Throughout the past two years, NCDHHS has elevated and adjusted a combination of metrics to understand impacts of the pandemic and to guide the state’s response. In this next phase, the department will elevate different metrics to reflect North Carolina’s current state. Some key metrics reported throughout the pandemic no longer meet the current situation and will no longer be used.
Beginning on March 23, the Summary page of the NCDHHS COVID-19 Dashboard will be updated weekly on Wednesdays and will include a focus on seven key metrics.
~Wastewater testing can detect and quantify the SARS Co-V-2 virus in community wastewater systems. This testing may be an early indicator of increases in other metrics.
~COVID-like illness in hospital emergency departments is a percentage of total emergency visits. It is also an early indicator of rising cases, and it warns about increasing strain on hospital capacity.
~COVID-19 hospital admissions, when high, can indicate strained capacity at hospitals, which may lead to difficulty caring for people with COVID-19 and for people with non-COVID-19 emergencies or elective procedures.
~COVID-19 reported cases reflect people who have tested positive for COVID-19. This number gives an idea of community transmission, even though it does not reflect all COVID-19 cases.
~Booster rates give an indication of how much of the population is up-to-date on their COVID-19 vaccinations, which is one indicator of immunity and protection against severe disease and need for hospital level care. This data is also available at the county level.

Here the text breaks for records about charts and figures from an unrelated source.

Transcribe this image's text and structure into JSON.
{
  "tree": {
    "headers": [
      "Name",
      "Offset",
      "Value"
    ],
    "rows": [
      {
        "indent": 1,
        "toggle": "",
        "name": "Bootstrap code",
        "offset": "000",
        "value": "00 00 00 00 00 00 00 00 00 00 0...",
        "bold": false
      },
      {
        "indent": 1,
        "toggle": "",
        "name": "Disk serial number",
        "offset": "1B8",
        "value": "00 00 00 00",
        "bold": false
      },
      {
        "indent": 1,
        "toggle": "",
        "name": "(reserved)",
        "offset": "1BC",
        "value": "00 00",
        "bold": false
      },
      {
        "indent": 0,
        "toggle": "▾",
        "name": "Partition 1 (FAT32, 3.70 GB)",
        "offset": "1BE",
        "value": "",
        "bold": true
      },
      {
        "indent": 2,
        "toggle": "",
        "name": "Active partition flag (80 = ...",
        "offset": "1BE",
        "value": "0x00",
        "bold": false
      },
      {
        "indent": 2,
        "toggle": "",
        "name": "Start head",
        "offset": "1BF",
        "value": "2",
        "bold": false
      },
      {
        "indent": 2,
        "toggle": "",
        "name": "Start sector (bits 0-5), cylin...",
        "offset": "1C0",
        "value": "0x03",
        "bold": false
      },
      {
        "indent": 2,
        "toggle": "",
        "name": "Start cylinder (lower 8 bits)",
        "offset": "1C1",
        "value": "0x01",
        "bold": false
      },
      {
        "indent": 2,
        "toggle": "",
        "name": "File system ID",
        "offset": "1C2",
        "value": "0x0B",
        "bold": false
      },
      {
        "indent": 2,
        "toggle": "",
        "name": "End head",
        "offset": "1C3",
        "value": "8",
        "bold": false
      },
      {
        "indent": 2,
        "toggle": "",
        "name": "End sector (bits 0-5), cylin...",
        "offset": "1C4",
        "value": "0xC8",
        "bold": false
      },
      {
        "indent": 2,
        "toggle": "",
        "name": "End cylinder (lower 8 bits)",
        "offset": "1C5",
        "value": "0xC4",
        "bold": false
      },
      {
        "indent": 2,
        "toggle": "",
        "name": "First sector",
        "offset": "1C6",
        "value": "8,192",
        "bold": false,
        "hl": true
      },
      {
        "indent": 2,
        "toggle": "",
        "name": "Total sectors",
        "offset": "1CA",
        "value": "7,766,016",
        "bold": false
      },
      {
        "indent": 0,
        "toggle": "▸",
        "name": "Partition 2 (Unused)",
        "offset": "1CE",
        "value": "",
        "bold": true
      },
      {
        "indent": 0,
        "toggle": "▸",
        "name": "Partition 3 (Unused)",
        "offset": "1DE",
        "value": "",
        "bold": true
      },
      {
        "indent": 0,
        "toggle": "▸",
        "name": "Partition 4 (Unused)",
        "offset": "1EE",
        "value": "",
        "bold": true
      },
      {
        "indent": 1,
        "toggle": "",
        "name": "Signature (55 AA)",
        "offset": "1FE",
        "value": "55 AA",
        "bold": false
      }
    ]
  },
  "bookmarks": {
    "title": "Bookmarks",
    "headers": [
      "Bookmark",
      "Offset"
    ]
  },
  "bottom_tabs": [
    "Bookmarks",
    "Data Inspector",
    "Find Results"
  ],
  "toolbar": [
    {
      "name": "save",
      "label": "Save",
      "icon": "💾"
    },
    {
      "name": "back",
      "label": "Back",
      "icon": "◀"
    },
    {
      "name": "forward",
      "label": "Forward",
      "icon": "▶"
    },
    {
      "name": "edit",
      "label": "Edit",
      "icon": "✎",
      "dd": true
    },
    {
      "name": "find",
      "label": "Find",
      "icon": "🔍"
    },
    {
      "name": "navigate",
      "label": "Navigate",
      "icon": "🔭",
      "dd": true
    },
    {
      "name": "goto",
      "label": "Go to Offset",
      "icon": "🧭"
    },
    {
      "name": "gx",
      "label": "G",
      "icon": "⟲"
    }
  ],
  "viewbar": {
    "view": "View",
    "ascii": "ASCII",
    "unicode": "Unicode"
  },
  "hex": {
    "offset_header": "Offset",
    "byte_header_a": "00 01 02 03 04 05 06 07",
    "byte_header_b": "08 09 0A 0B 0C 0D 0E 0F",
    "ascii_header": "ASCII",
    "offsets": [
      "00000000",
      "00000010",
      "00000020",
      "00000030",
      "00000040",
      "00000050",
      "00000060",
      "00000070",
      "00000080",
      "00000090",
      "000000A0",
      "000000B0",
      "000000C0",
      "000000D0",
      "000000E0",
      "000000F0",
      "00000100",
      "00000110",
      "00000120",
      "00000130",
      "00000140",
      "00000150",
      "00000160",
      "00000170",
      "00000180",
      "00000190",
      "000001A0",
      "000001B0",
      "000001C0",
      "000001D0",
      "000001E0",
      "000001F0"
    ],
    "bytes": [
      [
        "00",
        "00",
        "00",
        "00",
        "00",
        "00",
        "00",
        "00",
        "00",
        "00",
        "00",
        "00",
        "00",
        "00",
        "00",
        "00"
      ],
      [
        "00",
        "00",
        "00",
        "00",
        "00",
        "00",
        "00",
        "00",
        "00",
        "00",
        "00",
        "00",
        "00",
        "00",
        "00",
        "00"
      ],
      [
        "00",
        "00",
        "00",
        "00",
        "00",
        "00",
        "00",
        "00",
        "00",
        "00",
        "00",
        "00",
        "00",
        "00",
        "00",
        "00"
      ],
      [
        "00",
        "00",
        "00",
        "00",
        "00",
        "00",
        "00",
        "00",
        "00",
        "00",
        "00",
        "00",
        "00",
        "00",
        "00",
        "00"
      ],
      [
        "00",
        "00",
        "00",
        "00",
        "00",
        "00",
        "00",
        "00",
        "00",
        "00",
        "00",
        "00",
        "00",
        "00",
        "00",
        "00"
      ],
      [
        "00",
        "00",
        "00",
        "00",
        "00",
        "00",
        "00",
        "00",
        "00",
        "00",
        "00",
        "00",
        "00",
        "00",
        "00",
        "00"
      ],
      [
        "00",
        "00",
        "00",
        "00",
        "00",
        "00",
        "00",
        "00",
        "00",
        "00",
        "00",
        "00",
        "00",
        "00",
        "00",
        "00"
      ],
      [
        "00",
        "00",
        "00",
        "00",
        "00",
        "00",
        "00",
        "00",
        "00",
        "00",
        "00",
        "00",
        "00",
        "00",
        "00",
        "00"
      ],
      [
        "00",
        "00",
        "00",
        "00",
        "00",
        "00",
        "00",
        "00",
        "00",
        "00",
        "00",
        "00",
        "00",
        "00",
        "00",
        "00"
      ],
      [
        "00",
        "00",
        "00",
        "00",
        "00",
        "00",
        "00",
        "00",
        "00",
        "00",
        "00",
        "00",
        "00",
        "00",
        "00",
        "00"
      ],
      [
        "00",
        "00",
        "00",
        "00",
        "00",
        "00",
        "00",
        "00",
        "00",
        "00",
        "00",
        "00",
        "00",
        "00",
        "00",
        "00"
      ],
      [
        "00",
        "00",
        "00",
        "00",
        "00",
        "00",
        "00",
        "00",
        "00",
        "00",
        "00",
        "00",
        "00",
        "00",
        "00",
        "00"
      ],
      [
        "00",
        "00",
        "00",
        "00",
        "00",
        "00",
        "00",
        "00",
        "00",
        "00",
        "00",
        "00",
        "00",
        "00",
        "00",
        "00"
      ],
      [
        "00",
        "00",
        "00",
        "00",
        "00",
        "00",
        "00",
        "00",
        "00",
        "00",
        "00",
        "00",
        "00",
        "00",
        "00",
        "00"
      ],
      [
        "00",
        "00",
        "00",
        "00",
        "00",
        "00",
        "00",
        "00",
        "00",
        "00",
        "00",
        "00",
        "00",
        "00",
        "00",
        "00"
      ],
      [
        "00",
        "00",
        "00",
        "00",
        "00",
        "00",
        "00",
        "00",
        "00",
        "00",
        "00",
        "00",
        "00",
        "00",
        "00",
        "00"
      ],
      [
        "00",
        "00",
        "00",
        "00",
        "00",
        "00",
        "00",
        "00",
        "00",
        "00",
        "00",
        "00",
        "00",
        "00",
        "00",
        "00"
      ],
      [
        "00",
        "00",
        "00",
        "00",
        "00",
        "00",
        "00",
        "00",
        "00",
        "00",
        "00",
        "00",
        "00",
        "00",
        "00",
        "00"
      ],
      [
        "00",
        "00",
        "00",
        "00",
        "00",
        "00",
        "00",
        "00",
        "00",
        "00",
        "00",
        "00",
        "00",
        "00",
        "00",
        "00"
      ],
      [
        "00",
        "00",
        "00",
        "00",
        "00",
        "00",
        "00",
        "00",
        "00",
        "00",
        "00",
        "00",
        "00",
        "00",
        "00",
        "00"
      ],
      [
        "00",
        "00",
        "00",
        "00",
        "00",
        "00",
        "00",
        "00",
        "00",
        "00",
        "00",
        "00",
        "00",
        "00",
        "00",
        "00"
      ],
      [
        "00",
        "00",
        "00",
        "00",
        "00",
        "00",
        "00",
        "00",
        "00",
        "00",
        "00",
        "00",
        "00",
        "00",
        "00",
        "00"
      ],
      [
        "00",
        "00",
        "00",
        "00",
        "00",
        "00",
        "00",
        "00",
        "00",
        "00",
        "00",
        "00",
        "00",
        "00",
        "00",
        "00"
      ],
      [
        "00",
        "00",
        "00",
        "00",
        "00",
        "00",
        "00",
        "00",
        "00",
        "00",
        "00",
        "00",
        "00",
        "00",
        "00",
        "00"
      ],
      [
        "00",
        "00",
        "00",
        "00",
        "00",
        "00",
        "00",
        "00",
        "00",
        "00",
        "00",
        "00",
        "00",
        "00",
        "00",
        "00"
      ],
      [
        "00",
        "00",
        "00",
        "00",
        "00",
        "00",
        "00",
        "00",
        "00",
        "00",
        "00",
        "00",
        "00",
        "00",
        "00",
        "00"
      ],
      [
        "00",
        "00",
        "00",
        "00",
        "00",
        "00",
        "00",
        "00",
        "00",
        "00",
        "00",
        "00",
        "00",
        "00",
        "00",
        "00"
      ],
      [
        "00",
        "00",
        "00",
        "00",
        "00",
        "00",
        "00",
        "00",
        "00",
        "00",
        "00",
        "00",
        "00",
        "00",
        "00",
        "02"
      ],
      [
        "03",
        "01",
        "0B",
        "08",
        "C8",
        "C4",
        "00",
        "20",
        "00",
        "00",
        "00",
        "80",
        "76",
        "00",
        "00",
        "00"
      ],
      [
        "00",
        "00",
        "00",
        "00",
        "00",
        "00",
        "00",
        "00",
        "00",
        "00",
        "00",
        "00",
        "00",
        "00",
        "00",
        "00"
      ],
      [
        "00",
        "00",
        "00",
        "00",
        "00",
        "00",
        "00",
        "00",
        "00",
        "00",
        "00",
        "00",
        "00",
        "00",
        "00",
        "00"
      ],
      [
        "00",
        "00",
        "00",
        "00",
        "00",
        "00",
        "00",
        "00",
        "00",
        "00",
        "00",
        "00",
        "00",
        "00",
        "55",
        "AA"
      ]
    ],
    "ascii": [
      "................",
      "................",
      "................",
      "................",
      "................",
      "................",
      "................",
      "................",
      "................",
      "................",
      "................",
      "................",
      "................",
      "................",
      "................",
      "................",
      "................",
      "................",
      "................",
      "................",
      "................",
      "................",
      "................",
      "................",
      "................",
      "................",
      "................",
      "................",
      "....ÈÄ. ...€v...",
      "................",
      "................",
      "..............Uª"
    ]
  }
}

~A new variant, and its levels in the state, may cause a shift in the state’s response or in individuals’ choices about layered protection.
~The CDC’s COVID-19 community levels is based on hospital beds in use, hospital admissions and cases. This tool can help people understand COVID-19 spread in their community.
Other Dashboard Notes
~Demographic data will be available on interior dashboard pages for hospitalizations, COVID-19 cases and vaccines.
~The weekly Respiratory Virus Surveillance Summary will continue to be published on Thursdays.
~The more detailed data currently provided on individual pages for hospitalizations, COVID-19 cases, vaccines and wastewater monitoring will continue to be provided.
~Tabular data will continue to be provided on the Data Behind the Dashboards page.
~Data on positive tests as a percent of total tests will be available on the Data Behind the Dashboards page. (Reminder: This metric does not include results from at-home tests, which are becoming more and more widely used.)
~Case data will continue to be reported weekly by date of specimen collection. Note the “Cases” metric that will appear on the Summary dashboard through March 23 has been “New Cases Reported Since Yesterday.”
~County Transmission Data — information on COVID-19 community levels will be redirected to the CDC’s Covid-19 Community Levels data and tracked weekly.
~The Contact Tracing webpage, including data on Contact Tracers Hired will no longer be available.